Participants in both groups performed very well on the task (96% accuracy). The pragmatic manipulation employed by this paradigm (i.e., prompting participants to describe the same stimuli across five trials) was effective; all participants took the longest on trial one, describing the items more quickly on each subsequent trial (main effect of trial: p<.001, Cohen’s d=3.27; see Figure 1). There was no change in how much supplementary information was presented in gestures, in either group (main effect of trial: p=0.26, Cohen’s d=0.38). In contrast, the size of participants’ gestures dropped significantly between the first and second trials (main effect of trial: p=.01, Cohen’s d=1.06), with a marginally significant group by trial interaction (p=0.11, Cohen’s d=0.67; see Figure 2), driven by no change in gesture size in the TDC sample (p=.49, Cohen’s d=0.16) and a significant drop in gesture size in ASD (p=.003, Cohen’s d=0.81).
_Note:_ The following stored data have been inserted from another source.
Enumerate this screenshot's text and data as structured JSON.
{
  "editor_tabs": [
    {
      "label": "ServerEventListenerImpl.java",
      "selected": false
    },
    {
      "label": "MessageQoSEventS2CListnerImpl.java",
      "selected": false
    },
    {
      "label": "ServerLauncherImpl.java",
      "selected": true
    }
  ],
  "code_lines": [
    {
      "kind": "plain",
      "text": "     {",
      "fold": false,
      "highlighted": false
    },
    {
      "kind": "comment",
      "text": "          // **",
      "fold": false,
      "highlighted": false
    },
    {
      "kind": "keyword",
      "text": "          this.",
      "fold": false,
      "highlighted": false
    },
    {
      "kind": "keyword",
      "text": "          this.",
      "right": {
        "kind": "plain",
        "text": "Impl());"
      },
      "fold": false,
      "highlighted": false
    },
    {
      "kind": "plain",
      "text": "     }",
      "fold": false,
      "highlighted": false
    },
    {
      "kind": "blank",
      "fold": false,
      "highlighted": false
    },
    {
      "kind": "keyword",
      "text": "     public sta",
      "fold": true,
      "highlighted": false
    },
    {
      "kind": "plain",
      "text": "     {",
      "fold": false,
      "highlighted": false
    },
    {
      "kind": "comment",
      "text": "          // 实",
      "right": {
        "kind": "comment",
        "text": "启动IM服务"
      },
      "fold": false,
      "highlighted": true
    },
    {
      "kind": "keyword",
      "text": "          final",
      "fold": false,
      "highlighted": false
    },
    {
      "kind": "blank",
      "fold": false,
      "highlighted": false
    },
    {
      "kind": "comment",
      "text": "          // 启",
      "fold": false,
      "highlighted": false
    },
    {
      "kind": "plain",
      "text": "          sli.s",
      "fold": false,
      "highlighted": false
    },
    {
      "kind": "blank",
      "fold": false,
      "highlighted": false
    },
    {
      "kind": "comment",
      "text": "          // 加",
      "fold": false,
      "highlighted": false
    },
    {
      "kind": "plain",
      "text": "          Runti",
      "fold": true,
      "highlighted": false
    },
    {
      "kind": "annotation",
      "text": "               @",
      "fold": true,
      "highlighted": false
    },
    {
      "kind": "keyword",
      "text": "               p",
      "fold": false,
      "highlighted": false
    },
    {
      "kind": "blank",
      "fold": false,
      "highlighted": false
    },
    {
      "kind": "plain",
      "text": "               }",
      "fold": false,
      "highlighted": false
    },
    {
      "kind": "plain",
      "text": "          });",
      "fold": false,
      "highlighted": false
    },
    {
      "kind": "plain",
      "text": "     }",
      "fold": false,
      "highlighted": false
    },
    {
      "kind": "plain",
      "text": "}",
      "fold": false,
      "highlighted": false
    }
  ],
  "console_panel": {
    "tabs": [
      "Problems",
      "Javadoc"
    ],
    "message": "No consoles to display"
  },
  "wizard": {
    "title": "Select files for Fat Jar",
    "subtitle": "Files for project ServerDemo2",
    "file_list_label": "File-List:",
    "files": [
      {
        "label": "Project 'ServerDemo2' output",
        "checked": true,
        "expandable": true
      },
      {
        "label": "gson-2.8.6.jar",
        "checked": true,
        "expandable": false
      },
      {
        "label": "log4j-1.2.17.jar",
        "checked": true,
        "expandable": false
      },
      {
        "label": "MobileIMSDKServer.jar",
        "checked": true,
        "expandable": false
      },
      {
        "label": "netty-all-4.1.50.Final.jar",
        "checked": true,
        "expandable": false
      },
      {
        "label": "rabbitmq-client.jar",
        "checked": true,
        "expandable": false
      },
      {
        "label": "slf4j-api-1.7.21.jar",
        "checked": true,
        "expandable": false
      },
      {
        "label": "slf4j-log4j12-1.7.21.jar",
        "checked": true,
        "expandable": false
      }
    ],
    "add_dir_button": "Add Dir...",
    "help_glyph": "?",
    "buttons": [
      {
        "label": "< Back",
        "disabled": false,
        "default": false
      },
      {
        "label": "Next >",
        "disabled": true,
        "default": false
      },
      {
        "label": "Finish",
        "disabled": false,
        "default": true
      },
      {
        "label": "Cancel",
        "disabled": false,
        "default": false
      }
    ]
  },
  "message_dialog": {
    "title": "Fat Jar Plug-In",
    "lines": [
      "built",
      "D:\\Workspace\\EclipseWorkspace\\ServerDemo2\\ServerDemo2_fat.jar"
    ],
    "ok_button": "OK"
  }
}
Like controls, adults with ASD shorten their discourse as conversation unfolds, consistent with recent findings that adults with ASD are responsive to common ground manipulations (Nadig, Shivani, & Sasson, 2015). Across groups, co-speech gestures presented the same amount of supplementary information throughout the task, suggesting that the content of nonverbal communication remains consistent throughout conversation. However, group differences were marginally significant in changes in gesture size, which may be a marker of engagement or effort exerted in the interaction. While TDC participants maintained their gesture size, participants with ASD showed a sharp decrease in gesture size between trials, potentially reflecting a decrease in social motivation as the task (and thus, the interaction) becomes less novel and engaging.